Biodiversity benefits

As well as growing more grass, the farm is also seeing more biodiversity, and now wants to measure those improvements, too.

“Some of our permanent pasture fields have between 40 and 60 plant species present in the ley. It’s very interesting what the cows choose to eat; some will go straight to thistles or nettles, and cocksfoot seedheads are a favourite.

“The food supply chain is complex; it wants a consistent supply of a consistent product, but farming thrives on diversity. There are so many opportunities in this space; ultimately farming is about food production, but we’re also tasked with so much more than that.”

Modelling and achieving net zero

So what’s next? From a soil carbon perspective, Agricarbon will carry out second samples on the original sites in 2026, which will allow measurement of what has or hasn’t changed in soil carbon stocks over the five-year period.

“I would hope to see an increase in our soil organic carbon percentage levels, especially with some scientific views suggesting that permanent pastures can reach an equilibrium of soil organic carbon after 20 years. I would hope the figures disprove this concept.”

Alongside the physical measurements, the farm has been inputting data into Trinity Ag Tech’s ‘Sandy’ calculator.

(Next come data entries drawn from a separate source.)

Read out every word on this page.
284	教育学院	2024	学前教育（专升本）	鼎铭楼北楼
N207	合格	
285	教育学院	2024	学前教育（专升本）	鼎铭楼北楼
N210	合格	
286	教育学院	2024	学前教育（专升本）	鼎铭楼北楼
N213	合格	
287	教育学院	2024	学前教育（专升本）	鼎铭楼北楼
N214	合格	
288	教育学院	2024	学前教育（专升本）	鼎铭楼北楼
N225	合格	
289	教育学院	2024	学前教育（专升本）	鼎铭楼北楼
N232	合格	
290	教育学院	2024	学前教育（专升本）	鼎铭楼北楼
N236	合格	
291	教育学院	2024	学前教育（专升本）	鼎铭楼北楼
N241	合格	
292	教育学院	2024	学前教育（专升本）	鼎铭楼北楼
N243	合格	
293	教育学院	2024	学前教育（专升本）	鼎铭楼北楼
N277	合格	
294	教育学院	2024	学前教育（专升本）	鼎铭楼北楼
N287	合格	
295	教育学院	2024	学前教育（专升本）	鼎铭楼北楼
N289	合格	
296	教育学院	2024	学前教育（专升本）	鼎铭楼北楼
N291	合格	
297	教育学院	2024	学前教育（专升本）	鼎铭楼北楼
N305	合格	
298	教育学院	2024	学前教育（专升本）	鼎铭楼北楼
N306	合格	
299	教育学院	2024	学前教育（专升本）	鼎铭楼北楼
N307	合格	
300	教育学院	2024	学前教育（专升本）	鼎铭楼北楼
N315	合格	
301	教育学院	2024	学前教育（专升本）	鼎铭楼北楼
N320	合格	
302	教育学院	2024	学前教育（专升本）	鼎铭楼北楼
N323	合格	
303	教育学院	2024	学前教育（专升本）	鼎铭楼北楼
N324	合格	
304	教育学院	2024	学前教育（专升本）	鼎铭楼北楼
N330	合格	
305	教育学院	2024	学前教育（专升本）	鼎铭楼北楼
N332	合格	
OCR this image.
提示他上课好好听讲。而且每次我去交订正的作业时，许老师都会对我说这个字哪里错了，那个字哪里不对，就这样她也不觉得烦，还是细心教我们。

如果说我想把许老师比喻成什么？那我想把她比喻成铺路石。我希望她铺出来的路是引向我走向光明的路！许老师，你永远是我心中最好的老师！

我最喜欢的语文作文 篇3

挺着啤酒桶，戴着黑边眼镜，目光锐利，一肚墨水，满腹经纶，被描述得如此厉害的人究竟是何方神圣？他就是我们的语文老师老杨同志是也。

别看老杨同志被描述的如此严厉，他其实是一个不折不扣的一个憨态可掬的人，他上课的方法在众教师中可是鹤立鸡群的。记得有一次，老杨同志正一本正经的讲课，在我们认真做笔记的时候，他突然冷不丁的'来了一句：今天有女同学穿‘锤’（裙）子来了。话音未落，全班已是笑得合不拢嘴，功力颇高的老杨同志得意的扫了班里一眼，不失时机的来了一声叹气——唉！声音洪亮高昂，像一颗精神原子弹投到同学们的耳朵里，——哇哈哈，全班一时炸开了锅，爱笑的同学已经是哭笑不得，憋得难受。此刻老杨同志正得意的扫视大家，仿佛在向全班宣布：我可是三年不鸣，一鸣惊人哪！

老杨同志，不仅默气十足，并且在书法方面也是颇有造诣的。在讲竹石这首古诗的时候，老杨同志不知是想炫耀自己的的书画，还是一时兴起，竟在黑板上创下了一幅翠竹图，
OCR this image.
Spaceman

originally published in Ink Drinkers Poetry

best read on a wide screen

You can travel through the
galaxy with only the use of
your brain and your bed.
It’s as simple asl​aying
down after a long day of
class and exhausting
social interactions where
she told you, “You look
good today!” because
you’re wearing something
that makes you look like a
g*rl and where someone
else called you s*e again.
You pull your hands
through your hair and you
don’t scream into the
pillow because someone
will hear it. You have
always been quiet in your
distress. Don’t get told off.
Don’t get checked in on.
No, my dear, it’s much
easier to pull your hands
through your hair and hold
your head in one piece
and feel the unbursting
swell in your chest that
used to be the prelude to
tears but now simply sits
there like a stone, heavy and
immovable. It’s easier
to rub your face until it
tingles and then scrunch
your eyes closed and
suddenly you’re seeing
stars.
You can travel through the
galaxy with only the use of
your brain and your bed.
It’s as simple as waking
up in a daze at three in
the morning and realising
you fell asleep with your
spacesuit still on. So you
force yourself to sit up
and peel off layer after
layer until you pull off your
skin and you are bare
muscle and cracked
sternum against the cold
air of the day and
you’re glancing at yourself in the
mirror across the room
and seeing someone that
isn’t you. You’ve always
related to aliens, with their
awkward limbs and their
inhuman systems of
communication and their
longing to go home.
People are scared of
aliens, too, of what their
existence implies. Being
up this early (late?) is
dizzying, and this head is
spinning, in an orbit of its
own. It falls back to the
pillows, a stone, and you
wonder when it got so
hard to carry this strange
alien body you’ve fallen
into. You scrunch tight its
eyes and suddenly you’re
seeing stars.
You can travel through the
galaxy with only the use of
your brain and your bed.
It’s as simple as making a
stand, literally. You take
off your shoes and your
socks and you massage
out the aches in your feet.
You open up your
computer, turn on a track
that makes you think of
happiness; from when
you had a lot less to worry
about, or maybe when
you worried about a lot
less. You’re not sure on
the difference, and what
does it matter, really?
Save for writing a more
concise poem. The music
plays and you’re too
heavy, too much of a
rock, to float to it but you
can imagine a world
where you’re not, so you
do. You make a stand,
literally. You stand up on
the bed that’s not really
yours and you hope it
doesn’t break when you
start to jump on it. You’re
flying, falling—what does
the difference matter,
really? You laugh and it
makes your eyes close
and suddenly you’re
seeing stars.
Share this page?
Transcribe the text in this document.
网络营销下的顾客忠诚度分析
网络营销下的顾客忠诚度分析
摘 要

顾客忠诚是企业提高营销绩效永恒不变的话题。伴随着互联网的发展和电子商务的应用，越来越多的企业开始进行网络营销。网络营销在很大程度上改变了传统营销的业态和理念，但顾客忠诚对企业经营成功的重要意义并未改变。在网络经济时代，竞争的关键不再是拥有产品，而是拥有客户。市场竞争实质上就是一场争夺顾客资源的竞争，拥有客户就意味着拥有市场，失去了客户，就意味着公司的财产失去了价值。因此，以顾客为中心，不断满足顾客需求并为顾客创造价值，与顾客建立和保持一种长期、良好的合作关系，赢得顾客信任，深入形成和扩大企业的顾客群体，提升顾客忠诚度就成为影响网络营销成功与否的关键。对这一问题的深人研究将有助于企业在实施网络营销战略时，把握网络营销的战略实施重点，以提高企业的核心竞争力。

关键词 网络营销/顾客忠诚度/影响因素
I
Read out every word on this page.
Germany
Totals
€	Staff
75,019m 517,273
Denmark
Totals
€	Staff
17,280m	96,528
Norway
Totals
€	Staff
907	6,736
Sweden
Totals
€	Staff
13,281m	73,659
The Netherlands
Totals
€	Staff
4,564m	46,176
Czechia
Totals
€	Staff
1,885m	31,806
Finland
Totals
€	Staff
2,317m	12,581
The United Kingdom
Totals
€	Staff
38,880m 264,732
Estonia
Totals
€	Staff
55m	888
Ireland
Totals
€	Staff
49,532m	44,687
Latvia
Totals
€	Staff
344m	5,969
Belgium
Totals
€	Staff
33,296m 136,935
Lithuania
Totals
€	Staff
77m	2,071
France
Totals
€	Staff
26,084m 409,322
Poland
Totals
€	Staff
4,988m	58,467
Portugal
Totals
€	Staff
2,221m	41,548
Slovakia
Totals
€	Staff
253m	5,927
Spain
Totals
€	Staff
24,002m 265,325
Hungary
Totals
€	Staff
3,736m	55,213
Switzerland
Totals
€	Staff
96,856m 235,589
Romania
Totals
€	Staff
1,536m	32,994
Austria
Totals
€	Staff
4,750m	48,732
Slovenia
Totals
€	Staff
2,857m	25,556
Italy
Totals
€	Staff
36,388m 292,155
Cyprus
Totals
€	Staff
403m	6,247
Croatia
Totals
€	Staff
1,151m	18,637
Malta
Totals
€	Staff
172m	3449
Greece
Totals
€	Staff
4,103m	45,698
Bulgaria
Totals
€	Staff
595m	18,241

“The initial results are showing that we could already be net zero."

Meanwhile, the farm team have been collecting information for 65 different carbon metrics, with the aim of understanding which are key.

“Measuring carbon stocks and sequestration on farm can quickly become very complicated, and many metrics are expensive and time-consuming to measure.

“We hope to find out if there are certain iceberg indicators that farmers can use. Care needs to be taken that we don’t make management decisions based on a handful of results. This is a fast-moving area, and we have more questions than answers.”

Williams also sees opportunities for tenant farmers to use these measurements to show how their farming practices have benefited soil health, or as a tool for landlords to ensure that land is cared for in a holistic manner during the rental period. Taking baseline chemical soil samples at the start of a tenancy is routine, with tenants expected to hand land back at the same indices.

“We should be looking at more than just nutrient status in tenancy agreements. We need to recognise the potential cost impact or cost benefit in regard to our management practices and improving soil health, whether that be soil organic carbon or infiltration rates.”